First, before you get to work on establishing your goals, keep in mind that any goal must be expressed in numbers or percentages. If you think your goal is to have enough money saved to pay for unexpected expenses of your home and vehicle, you are not really saying anything; what is “enough” for you? How will you know if you’re getting close to the goal you set if you can not see your evolution? You should rather say: I’ll save 15% of my income as of the month of January 2016. As you can see you must not only concentrate on your desire, but also quantify what you want.
A second aspect to keep in mind is that goals are the expression of a balance between ambition and realism. It’s useless to establish poorly ambitious or easily achievable goals (eg, reduce weekly coffee spending, knowing that that’s what it costs a modest breakfast of churros with chocolate) Similarly, it is not useful to set unrealistic or difficult to reach goals (eg, to reduce by 80% the monthly utility bill for next month).
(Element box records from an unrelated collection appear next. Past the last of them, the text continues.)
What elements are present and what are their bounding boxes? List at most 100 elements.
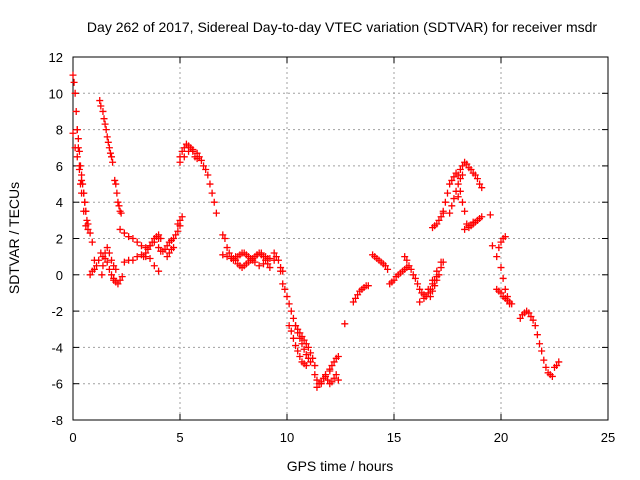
data-point	[328, 378, 336, 386]
data-point	[71, 144, 79, 152]
x-tick-label: 15	[387, 430, 401, 445]
data-point	[129, 256, 137, 264]
data-point	[72, 107, 80, 115]
data-point	[309, 354, 317, 362]
data-point	[96, 97, 104, 105]
data-point	[150, 262, 158, 270]
data-point	[219, 231, 227, 239]
data-point	[465, 222, 473, 230]
data-point	[461, 225, 469, 233]
data-point	[105, 144, 113, 152]
data-point	[178, 213, 186, 221]
data-point	[531, 322, 539, 330]
data-point	[433, 267, 441, 275]
data-point	[116, 225, 124, 233]
data-point	[448, 202, 456, 210]
x-tick-label: 0	[69, 430, 76, 445]
data-point	[478, 213, 486, 221]
data-point	[86, 271, 94, 279]
data-point	[83, 216, 91, 224]
data-point	[553, 362, 561, 370]
data-point	[527, 313, 535, 321]
data-point	[117, 209, 125, 217]
data-point	[99, 107, 107, 115]
data-point	[110, 262, 118, 270]
data-point	[105, 249, 113, 257]
data-point	[473, 216, 481, 224]
data-point	[473, 175, 481, 183]
data-point	[200, 162, 208, 170]
data-point	[84, 220, 92, 228]
data-point	[439, 207, 447, 215]
data-point	[516, 314, 524, 322]
data-point	[298, 333, 306, 341]
data-point	[508, 300, 516, 308]
data-point	[414, 280, 422, 288]
data-point	[281, 285, 289, 293]
data-point	[289, 334, 297, 342]
data-point	[155, 231, 163, 239]
data-point	[463, 160, 471, 168]
data-point	[300, 345, 308, 353]
data-point	[176, 216, 184, 224]
data-point	[93, 262, 101, 270]
data-point	[223, 253, 231, 261]
data-point	[493, 253, 501, 261]
data-point	[403, 256, 411, 264]
data-point	[76, 162, 84, 170]
data-point	[99, 262, 107, 270]
data-point	[322, 371, 330, 379]
data-point	[238, 249, 246, 257]
data-point	[247, 254, 255, 262]
data-point	[163, 253, 171, 261]
data-point	[193, 149, 201, 157]
data-point	[501, 285, 509, 293]
data-point	[439, 258, 447, 266]
data-point	[409, 271, 417, 279]
data-point	[146, 242, 154, 250]
data-point	[204, 171, 212, 179]
data-point	[155, 267, 163, 275]
data-point	[435, 216, 443, 224]
data-point	[364, 282, 372, 290]
data-point	[326, 365, 334, 373]
data-point	[456, 166, 464, 174]
data-point	[313, 383, 321, 391]
x-tick-label: 25	[601, 430, 615, 445]
data-point	[330, 358, 338, 366]
data-point	[454, 193, 462, 201]
data-point	[115, 202, 123, 210]
data-point	[257, 249, 265, 257]
x-tick-label: 5	[176, 430, 183, 445]
y-tick-label: 8	[56, 123, 63, 138]
data-point	[294, 325, 302, 333]
data-point	[294, 347, 302, 355]
data-point	[172, 231, 180, 239]
data-point	[161, 245, 169, 253]
data-point	[420, 294, 428, 302]
data-point	[137, 242, 145, 250]
data-point	[79, 180, 87, 188]
data-point	[82, 207, 90, 215]
data-point	[103, 244, 111, 252]
data-point	[144, 245, 152, 253]
data-point	[118, 273, 126, 281]
data-point	[454, 180, 462, 188]
data-points	[69, 71, 563, 391]
data-point	[437, 213, 445, 221]
data-point	[78, 171, 86, 179]
data-point	[75, 147, 83, 155]
data-point	[476, 180, 484, 188]
data-point	[104, 138, 112, 146]
data-point	[448, 176, 456, 184]
data-point	[103, 258, 111, 266]
y-tick-label: 2	[56, 232, 63, 247]
data-point	[174, 227, 182, 235]
data-point	[495, 244, 503, 252]
data-point	[120, 229, 128, 237]
data-point	[458, 162, 466, 170]
data-point	[202, 166, 210, 174]
data-point	[540, 356, 548, 364]
y-axis-label: SDTVAR / TECUs	[6, 182, 22, 294]
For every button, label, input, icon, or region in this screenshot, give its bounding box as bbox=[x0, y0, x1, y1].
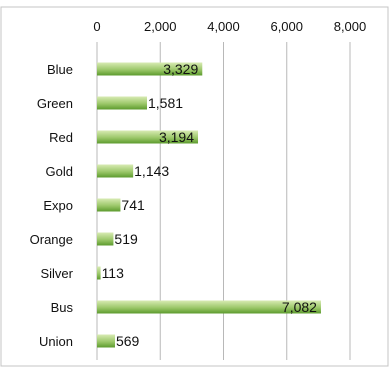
x-tick-label: 4,000 bbox=[207, 19, 240, 34]
bar bbox=[97, 266, 101, 280]
bar bbox=[97, 300, 321, 314]
category-label: Gold bbox=[46, 164, 73, 179]
bar bbox=[97, 334, 115, 348]
bar bbox=[97, 130, 199, 144]
data-label: 3,329 bbox=[163, 61, 198, 77]
category-label: Red bbox=[49, 130, 73, 145]
bar bbox=[97, 198, 121, 212]
bar bbox=[97, 164, 134, 178]
bar bbox=[97, 62, 203, 76]
x-axis-ticks: 0 2,000 4,000 6,000 8,000 bbox=[93, 19, 366, 34]
data-labels: 3,329 1,581 3,194 1,143 741 519 113 7,082 569 bbox=[102, 61, 318, 349]
data-label: 519 bbox=[114, 231, 138, 247]
data-label: 569 bbox=[116, 333, 140, 349]
data-label: 1,143 bbox=[134, 163, 169, 179]
category-label: Green bbox=[37, 96, 73, 111]
bars bbox=[97, 62, 321, 348]
x-tick-label: 6,000 bbox=[270, 19, 303, 34]
x-tick-label: 8,000 bbox=[334, 19, 367, 34]
category-label: Expo bbox=[43, 198, 73, 213]
data-label: 113 bbox=[102, 265, 125, 281]
bar bbox=[97, 232, 114, 246]
category-labels: Blue Green Red Gold Expo Orange Silver Bus Union bbox=[30, 62, 74, 349]
x-tick-label: 0 bbox=[93, 19, 100, 34]
x-tick-label: 2,000 bbox=[144, 19, 177, 34]
category-label: Bus bbox=[51, 300, 74, 315]
data-label: 741 bbox=[121, 197, 145, 213]
data-label: 1,581 bbox=[148, 95, 183, 111]
bar bbox=[97, 96, 147, 110]
data-label: 7,082 bbox=[282, 299, 317, 315]
category-label: Union bbox=[39, 334, 73, 349]
category-label: Silver bbox=[40, 266, 73, 281]
data-label: 3,194 bbox=[159, 129, 194, 145]
category-label: Orange bbox=[30, 232, 73, 247]
category-label: Blue bbox=[47, 62, 73, 77]
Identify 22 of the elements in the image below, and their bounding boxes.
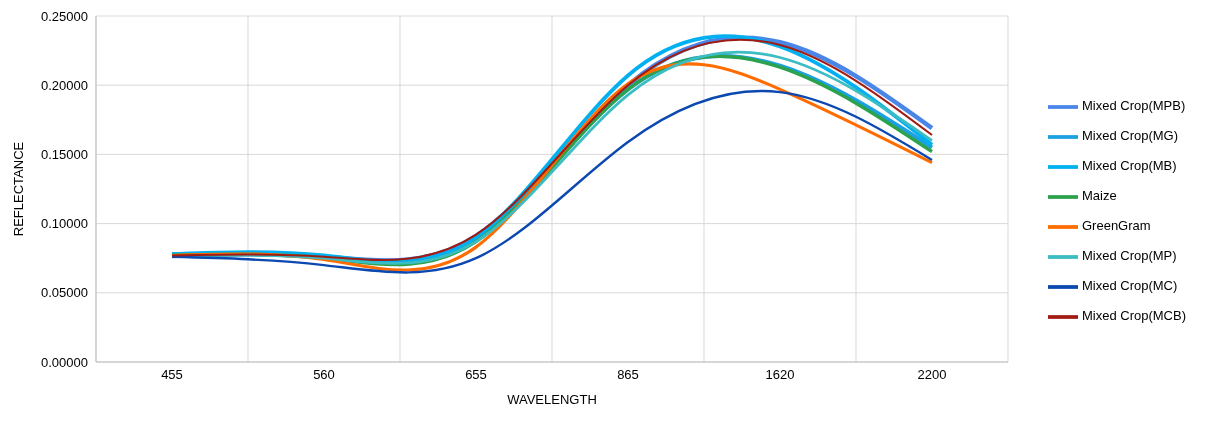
legend-label: Mixed Crop(MC): [1081, 278, 1178, 294]
x-tick-label: 455: [161, 367, 183, 383]
y-tick-label: 0.05000: [41, 285, 88, 301]
legend-label: Mixed Crop(MCB): [1081, 308, 1186, 324]
y-tick-label: 0.20000: [41, 77, 88, 93]
x-axis-title: WAVELENGTH: [507, 392, 597, 407]
legend-label: Mixed Crop(MPB): [1081, 98, 1186, 114]
legend-label: Mixed Crop(MB): [1081, 158, 1177, 174]
legend-label: GreenGram: [1081, 218, 1151, 234]
legend-label: Mixed Crop(MP): [1081, 248, 1177, 264]
legend-label: Maize: [1081, 188, 1117, 204]
x-tick-label: 560: [313, 367, 335, 383]
y-tick-label: 0.25000: [41, 8, 88, 24]
x-tick-label: 655: [465, 367, 487, 383]
y-axis-title: REFLECTANCE: [10, 141, 26, 237]
x-tick-label: 865: [617, 367, 639, 383]
x-tick-label: 1620: [765, 367, 795, 383]
legend-label: Mixed Crop(MG): [1081, 128, 1179, 144]
x-tick-label: 2200: [917, 367, 947, 383]
y-tick-label: 0.00000: [41, 354, 88, 370]
y-tick-label: 0.15000: [41, 147, 88, 163]
y-tick-label: 0.10000: [41, 216, 88, 232]
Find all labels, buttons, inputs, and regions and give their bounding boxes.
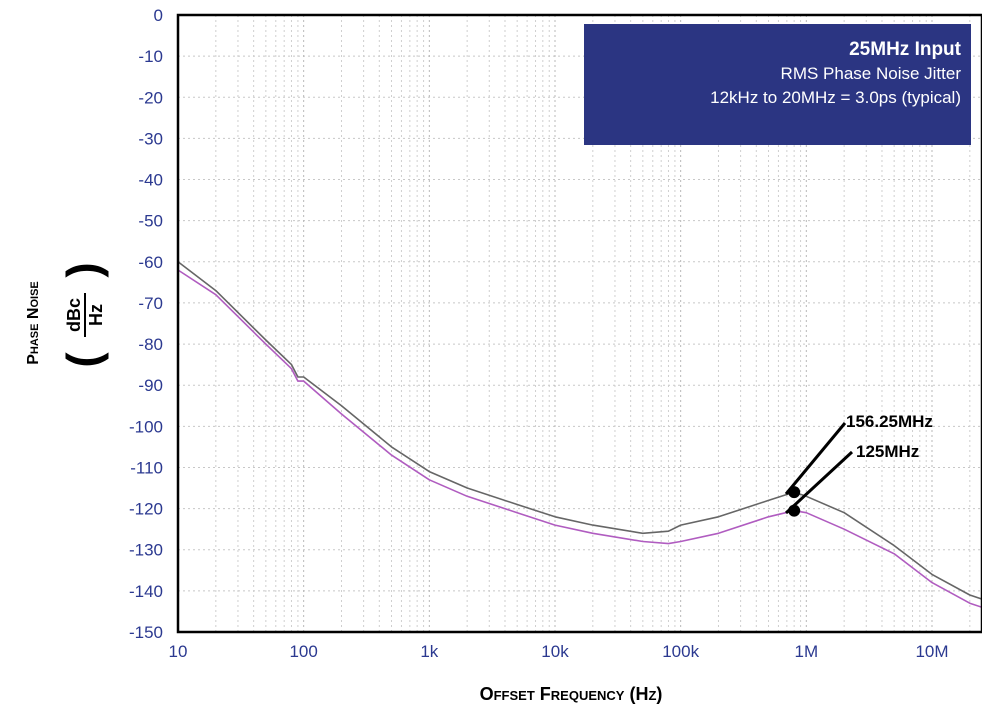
x-tick-label: 10M [915, 642, 948, 661]
leader-line-156 [784, 422, 847, 495]
annotation-line-2: RMS Phase Noise Jitter [780, 64, 961, 83]
y-tick-label: -40 [138, 171, 163, 190]
y-axis-unit-numerator: dBc [64, 298, 84, 332]
leader-line-125 [784, 450, 854, 515]
y-tick-label: -20 [138, 88, 163, 107]
y-tick-label: -100 [129, 417, 163, 436]
y-tick-label: -90 [138, 376, 163, 395]
y-tick-label: -70 [138, 294, 163, 313]
y-tick-label: -60 [138, 253, 163, 272]
y-tick-label: -150 [129, 623, 163, 642]
annotation-box: 25MHz Input RMS Phase Noise Jitter 12kHz… [584, 24, 971, 145]
series-group [177, 261, 982, 609]
series-line-156 [177, 261, 982, 600]
x-tick-label: 1k [420, 642, 438, 661]
series-label-156: 156.25MHz [846, 412, 933, 431]
y-tick-label: -10 [138, 47, 163, 66]
series-line-125 [177, 269, 982, 609]
x-axis-title: Offset Frequency (Hz) [480, 684, 663, 704]
y-tick-label: -130 [129, 541, 163, 560]
x-tick-labels: 10 100 1k 10k 100k 1M 10M [169, 642, 949, 661]
y-axis-title-group: Phase Noise [25, 281, 42, 365]
y-tick-label: -80 [138, 335, 163, 354]
annotation-line-3: 12kHz to 20MHz = 3.0ps (typical) [710, 88, 961, 107]
y-tick-label: 0 [154, 6, 163, 25]
y-tick-label: -140 [129, 582, 163, 601]
x-tick-label: 10k [541, 642, 569, 661]
y-axis-unit-paren-right: ) [57, 262, 109, 277]
y-tick-label: -50 [138, 212, 163, 231]
x-tick-label: 10 [169, 642, 188, 661]
x-tick-label: 1M [795, 642, 819, 661]
y-tick-label: -110 [130, 458, 163, 477]
plot-frame [176, 13, 982, 634]
y-tick-label: -120 [129, 500, 163, 519]
y-axis-unit-paren-left: ( [57, 352, 109, 368]
annotation-line-1: 25MHz Input [849, 39, 961, 60]
y-axis-unit-denominator: Hz [86, 304, 106, 326]
series-label-125: 125MHz [856, 442, 919, 461]
x-tick-label: 100 [289, 642, 317, 661]
series-labels: 156.25MHz 125MHz [784, 412, 933, 515]
y-axis-unit-group: ( dBc Hz ) [57, 262, 109, 367]
y-tick-labels: 0 -10 -20 -30 -40 -50 -60 -70 -80 -90 -100 -110 -120… [129, 6, 163, 642]
x-tick-label: 100k [662, 642, 699, 661]
y-axis-title: Phase Noise [25, 281, 42, 365]
y-tick-label: -30 [138, 129, 163, 148]
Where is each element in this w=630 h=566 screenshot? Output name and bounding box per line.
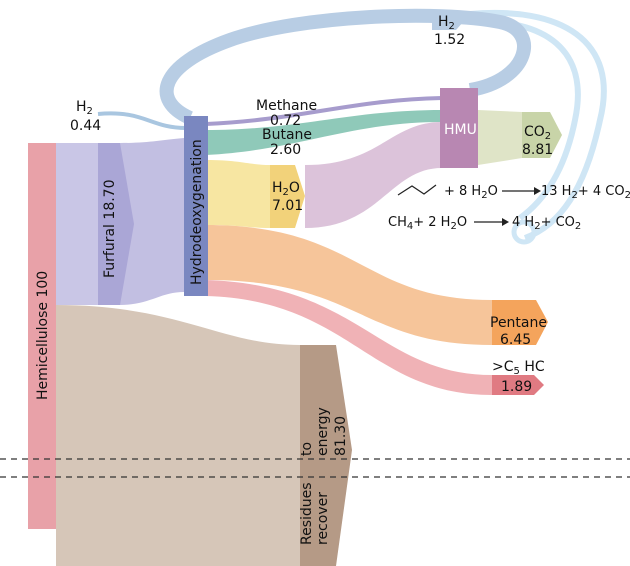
equation-methane-rhs: 4 H2+ CO2 [512, 215, 581, 232]
equation-butane-arrowhead [534, 187, 541, 195]
label-residues-value: 81.30 [333, 416, 349, 456]
node-c5hc [492, 375, 544, 395]
flow-butane [206, 110, 442, 155]
equation-butane-lhs: + 8 H2O [444, 184, 498, 201]
flow-h2-recycle [159, 8, 531, 125]
node-hdo [184, 116, 208, 296]
label-methane: Methane [256, 98, 317, 114]
label-residues-energy: energy [315, 407, 331, 456]
node-furfural [98, 143, 134, 305]
flow-methane [205, 96, 443, 126]
label-h2o: H2O [272, 180, 300, 198]
flow-hdo-to-pentane [206, 225, 492, 345]
label-c5hc: >C5 HC [492, 359, 545, 377]
label-h2-in: H2 [76, 99, 93, 117]
flow-h2o-to-hmu [305, 122, 442, 228]
node-residues [300, 345, 352, 566]
label-residues-to: to [299, 442, 315, 456]
butane-structure-icon [397, 184, 437, 196]
node-hemicellulose [28, 143, 56, 529]
flow-hmu-to-co2 [478, 110, 522, 165]
flow-hemicellulose-to-furfural [56, 143, 98, 305]
node-h2o [270, 165, 305, 228]
node-pentane [492, 300, 548, 345]
label-c5hc-value: 1.89 [501, 379, 532, 395]
label-h2-recycle: H2 [438, 14, 455, 32]
flow-furfural-to-hdo [120, 138, 184, 305]
recycle-node [511, 219, 537, 245]
label-pentane: Pentane [490, 315, 547, 331]
label-residues: Residues [299, 482, 315, 545]
flow-h2-in [97, 111, 187, 130]
label-furfural: Furfural 18.70 [102, 180, 118, 279]
flow-hdo-to-h2o [206, 160, 270, 228]
equation-methane-arrowhead [502, 218, 509, 226]
equation-methane-lhs: CH4+ 2 H2O [388, 215, 467, 232]
label-h2-recycle-value: 1.52 [434, 32, 465, 48]
label-residues-recover: recover [315, 492, 331, 545]
label-methane-value: 0.72 [270, 113, 301, 129]
label-h2o-value: 7.01 [272, 198, 303, 214]
label-co2-value: 8.81 [522, 142, 553, 158]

In the first case, if the goal is very easy to accomplish, there would be no reason to change financial habits that contribute to achieving the medium and long term plans. In the opposite case, if you set very hard or hardly achievable goals, you will feel frustrated at not being able to reach them and in the end, dismiss the possibility of establishing new guidelines to put your finances in order. You may already have noticed that goals should involve some additional effort; In other words, your goals should require you to maintain some discipline and rigor in your daily action; therefore, that’s why you should avoid goals imposed by other people. Keep in mind that your financial goals should be the product of your conviction and consequently adjusted to your principles, values and priorities.
A third element to consider when setting your financial goals is that they can not be contradictory; all of them form part of a gearing that lets you achieve the welfare state you want. If you set a financial goal like this: save 30% of my monthly salary, and another defined in terms of: allocate 80% of my salary to reduce the outstanding balance of my credit card, which one are you going to fulfill?. Obviously both contradict each other, and at least one of them is not doable.
Finally, formulate your goals in the short, medium and long term. Don’t put them all in the same boat. For a financial objective of higher order, as might be the case: ensure financial freedom after retirement, you can set a short term goal, for example: Hiring a pension plan before the end of the fist half of 2016. You can also set a goal to medium term that contributes to achieve the same goal: for example: Acquire within the next three years, a house on the beach to rent it; and finally: A long-term goal might be: To reach retirement age without mortgage commitments and maintaining ownership of the two houses.
As you can see, setting goals is a dynamic process that requires constant review and adjustment, but the faster and at an earlier age you begin to establish your long-term goals, much better; for example, can you imagine that you start planning today how to earn income after your retirement, if you think that will happen next year? It would not make much sense, right?